Oliver Sacks at the NYT blog Migraines:14migraines_190

In my own migraine auras, I would sometimes see — vividly with closed eyes, more faintly and transparently if I kept my eyes open — tiny branching lines, like twigs, or geometrical structures covering the entire visual field: lattices, checkerboards, cobwebs, and honeycombs. Sometimes there were more elaborate patterns, like Turkish carpets or complex mosaics; sometimes I saw scrolls and spirals, swirls and eddies; sometimes three-dimensional shapes like tiny pine cones or sea urchins.

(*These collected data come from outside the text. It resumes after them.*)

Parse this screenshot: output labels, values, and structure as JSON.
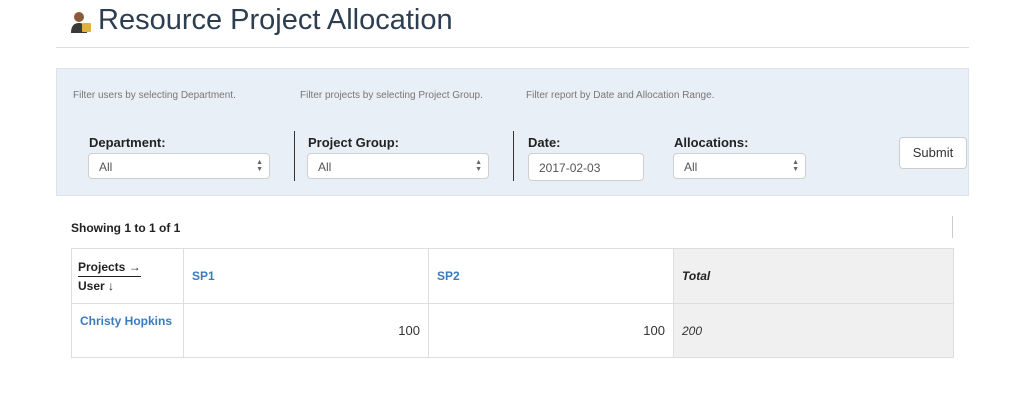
{
  "header": {
    "title": "Resource Project Allocation",
    "icon": "user-icon"
  },
  "filters": {
    "hint_department": "Filter users by selecting Department.",
    "hint_project_group": "Filter projects by selecting Project Group.",
    "hint_date_alloc": "Filter report by Date and Allocation Range.",
    "department": {
      "label": "Department:",
      "value": "All"
    },
    "project_group": {
      "label": "Project Group:",
      "value": "All"
    },
    "date": {
      "label": "Date:",
      "value": "2017-02-03"
    },
    "allocations": {
      "label": "Allocations:",
      "value": "All"
    },
    "submit_label": "Submit"
  },
  "report": {
    "showing": "Showing 1 to 1 of 1",
    "corner_top": "Projects →",
    "corner_bottom": "User ↓",
    "columns": [
      "SP1",
      "SP2",
      "Total"
    ],
    "rows": [
      {
        "user": "Christy Hopkins",
        "values": [
          "100",
          "100"
        ],
        "total": "200"
      }
    ]
  },
  "colors": {
    "link": "#3a7bbf",
    "title": "#2c3e50",
    "panel": "#e9eff6"
  }
}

Such patterns, I found, were not peculiar to me, and years later, when I worked in a migraine clinic, I discovered that many of my patients habitually saw such patterns. And when I looked back on historical accounts, I found that Sir John Herschel, the astronomer, had given detailed descriptions of his own visual migraines in the 1850s. He wrote to his fellow astronomer and fellow migraineur, George Airy, quoting his own notes: “The fortification pattern twice in my eyes today …. Also a sort of chequer work filling in, in rectangular patches, and a carpet-work pattern over the rest of the visual area.” Herschel wondered whether there might be “a kaleidoscopic power in the sensorium to form regular patterns by the symmetrical combination of casual elements,” a power “working within our own organization [but] distinct from that of our own personality.”